İnsan Kaynakları yöneticileri için yetenek keşfi çok önemli bir alan. Tecrübelerinizi aktarabilir misiniz?

İnsan Kaynakları olarak geçmişten bugüne kadar getirdiğimiz ve hepimizin bildiği gelişim ya da değerlendirme merkezi gibi bazı tanımlamalar var. Kurumların belirli değerleri ve yetkinlikleri var. Onlar üzerinden mevcut çalışanlarını değerlendiriyor ve bir skorlama oluyor. Aynı uygulamayı dışarıdan adayları şirket bünyesine katabilmek için de kullanabiliyorsunuz. Biz bundan iki buçuk yıl kadar önce Gilead Akademi’yi kurduk (G Akademi) ve dedik ki ‘Biz güçlü alana odaklanmak istiyoruz’. Fakat herkesin güçlü alanı farklı, kurumun da hangi güçlü alana ihtiyacı olduğunu belirlemek kritik rol oynuyor. Bu noktada ‘Bizim keşfetmemiz lazım’ dedik ve bununla yola çıktık. Değerlendirme merkezi veya geliştirme merkezi yerine Keşif Merkezi dedik ve her bir çalışanımızla birebir, globalden de gelen yetkinlikleri ülke normlarında baz alarak bütün çalışanlarımızı belirli süreçler içerisine aldık ve sonucunda hem çalışana hem yöneticisine geribildirimler verdik. Bu aşamada yalnızca güçlü yanlarına odaklandık. Örneğin satış temsilcisi olarak görev alan bir kişinin sahada müzakere becerisinin çok iyi olması gerekiyor; diğer taraftan baktığımızda çok etkili bir şekilde prezentasyon yeteneği var. O zaman ‘senin güçlü alanın bu, lütfen bunu kullanarak sen müzakere yeteneğini geliştir. Burada parlayan bir tarafın var gel buna odaklanalım’ diyoruz. Böylece hem biz elimizdeki yetenekleri keşfediyoruz hem de onlar kendilerini keşfediyor.

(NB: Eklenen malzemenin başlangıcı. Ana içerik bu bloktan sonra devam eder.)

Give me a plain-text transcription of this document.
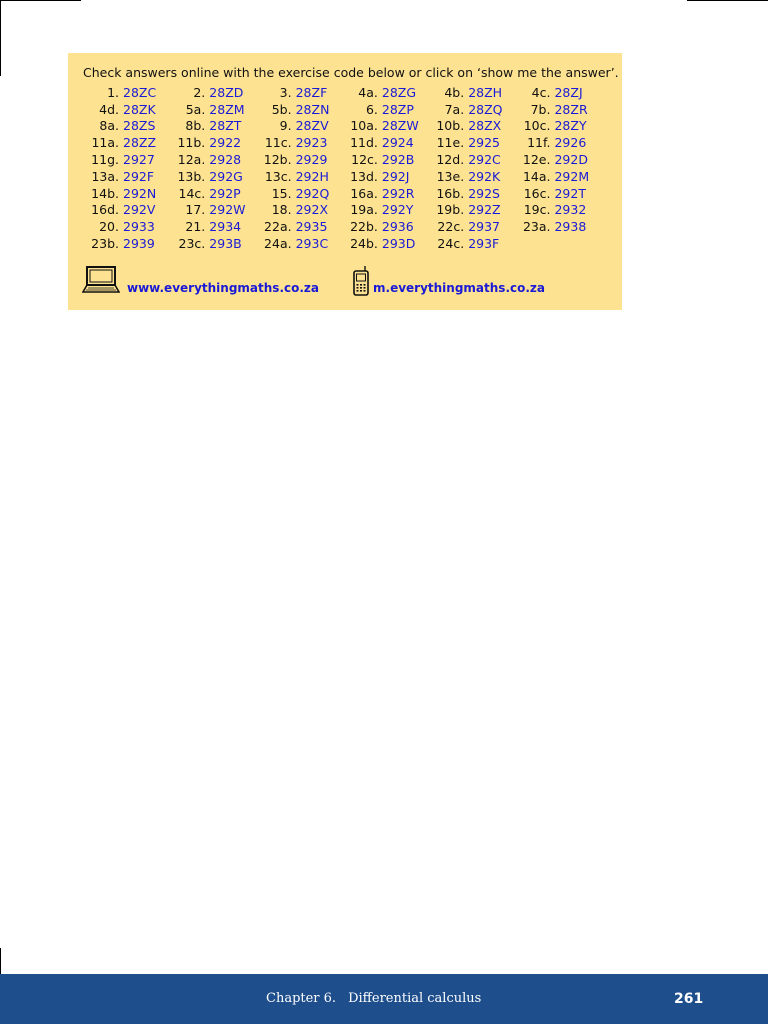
Check answers online with the exercise code below or click on ‘show me the answer’.
1. 28ZC	2. 28ZD	3. 28ZF	4a. 28ZG	4b. 28ZH	4c. 28ZJ
4d. 28ZK	5a. 28ZM	5b. 28ZN	6. 28ZP	7a. 28ZQ	7b. 28ZR
8a. 28ZS	8b. 28ZT	9. 28ZV	10a. 28ZW	10b. 28ZX	10c. 28ZY
11a. 28ZZ	11b. 2922	11c. 2923	11d. 2924	11e. 2925	11f. 2926
11g. 2927	12a. 2928	12b. 2929	12c. 292B	12d. 292C	12e. 292D
13a. 292F	13b. 292G	13c. 292H	13d. 292J	13e. 292K	14a. 292M
14b. 292N	14c. 292P	15. 292Q	16a. 292R	16b. 292S	16c. 292T
16d. 292V	17. 292W	18. 292X	19a. 292Y	19b. 292Z	19c. 2932
20. 2933	21. 2934	22a. 2935	22b. 2936	22c. 2937	23a. 2938
23b. 2939	23c. 293B	24a. 293C	24b. 293D	24c. 293F
www.everythingmaths.co.za	m.everythingmaths.co.za
Chapter 6. Differential calculus	261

Peki çalışanlarınızın bu konudaki geribildirimleri nasıl?

Şirket değerlerinden farklı olarak, globalden gelen liderlik yetkinliklerimiz, liderlik sözlerimiz olarak tanımladığımız kavramlarımız var. Bir çember düşünün, bunun içinde iki tane çember daha var. Ortadaki çember değerlerinizi oluşturuyor, tıpkı aile içindeki değerleriniz gibi. Dışındaki çember şirketimizde liderlik sözlerimizi oluşturuyor, sizin aile içinde veya yakın çevrenizde oluşturduğunuz kurallar gibi. Onun dışındaki kalan kısım ise -bizim nezdimizde- sizin liderlik davranışlarınızı oluşturuyor. Biz de bunun çerçevesinde farklı farklı kategorilerde eğitimler veriyoruz ve bir temel yaratmaya çalışıyoruz. Sonrasında bu geribildirimleri vermeye başladığımız zaman aynı dili konuşmuş oluyoruz. Bu süreç iki buçuk yılımızı aldı.

Yetenek keşfi kişisel olarak size ne kazandırdı?

Ben iş hayatıma müşteri hizmetleri yetkilisi olarak başladım. Müşterilerle ilişki içindeyken İnsan Kaynakları beni orada cezbetmeye başladı. Mesleki olarak buna geçtiğimden beri öğrenmeyi hiçbir zaman arkada bırakmadım. Herkesin İnsan Kaynakları konusunda bilgi sahibi olduğu bir ortamda gerçekten bu işi anlamak ve benimsemek için çaba sarf etmek önemliydi. Bu, başkalarının işini anlamak istediğim kadar, aynı zamanda karşı tarafın ihtiyaçlarına uygun bir şekilde iletişim kurmam gerektiği farkındalığını geliştirdi. Başlangıçta eleştiriye karşı savunmacı bir tavır sergileyen bir profi lim vardı.

Ancak şu anda, sözlerimi daha dikkatli seçerek ve düşünerek iletiyorum. En önemli öğrenim, vermek istediğim mesajın karşı tarafta nasıl algılanabileceğini ve istenebileceğini anlamak oldu.

Şirket içindeki mevcut çalışanlar dışında, dışarıdan yeteneği nasıl keşfediyorsunuz, kolay mı?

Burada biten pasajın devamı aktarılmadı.